Streaming chat completions send partial tokens over a single HTTP response instead of waiting for the full output.
This improves perceived latency and enables responsive chat UIs.
Definition
Streaming chat completions
A streaming chat completion is a response delivered incrementally as a sequence of delta chunks rather than one final message.
Why it matters
- Lower time-to-first-token for a better user experience.
- Ability to cancel early once the output is sufficient.
- Smoother progress indicators for long responses.
How it works
- 01Set stream: true in the request body.
- 02Consume chunks from the SDK iterator or the HTTP response stream.
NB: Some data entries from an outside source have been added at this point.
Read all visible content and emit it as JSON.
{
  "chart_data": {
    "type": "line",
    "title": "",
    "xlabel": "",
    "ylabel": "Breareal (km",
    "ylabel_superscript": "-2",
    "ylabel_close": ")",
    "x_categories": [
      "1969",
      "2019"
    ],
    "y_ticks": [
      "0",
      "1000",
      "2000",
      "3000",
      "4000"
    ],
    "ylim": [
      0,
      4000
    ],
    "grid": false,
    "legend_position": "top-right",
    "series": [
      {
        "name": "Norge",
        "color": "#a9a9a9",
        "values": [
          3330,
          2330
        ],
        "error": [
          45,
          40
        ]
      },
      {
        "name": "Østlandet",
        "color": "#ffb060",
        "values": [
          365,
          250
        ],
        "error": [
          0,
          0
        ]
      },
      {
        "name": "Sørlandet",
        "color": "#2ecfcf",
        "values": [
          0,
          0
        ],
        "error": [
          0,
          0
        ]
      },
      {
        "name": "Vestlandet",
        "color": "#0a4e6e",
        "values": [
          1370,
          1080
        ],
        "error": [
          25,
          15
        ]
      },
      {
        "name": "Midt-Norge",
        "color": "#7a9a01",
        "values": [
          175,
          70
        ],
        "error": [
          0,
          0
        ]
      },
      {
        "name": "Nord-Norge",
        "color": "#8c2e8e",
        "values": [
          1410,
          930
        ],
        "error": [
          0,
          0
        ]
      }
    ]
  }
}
- 03Append delta content to build the final message.
Example request
curl -N https://api.abliteration.ai/v1/chat/completions \
-H "Authorization: Bearer $ABLIT_KEY" \
-H "Content-Type: application/json" \
-d '{
"model": "abliterated-model",
"messages": [{"role":"user","content":"Write a short haiku about the ocean."}],
"stream": true
}'FAQ
Frequently asked questions.
Do I need WebSockets to stream?
No. Streaming uses a long-lived HTTP response, so standard HTTPS works.
Can I cancel a stream?
Yes. Close the connection or abort the request to stop generation early.
Does streaming change billing?
No. Usage is still counted by tokens generated and processed.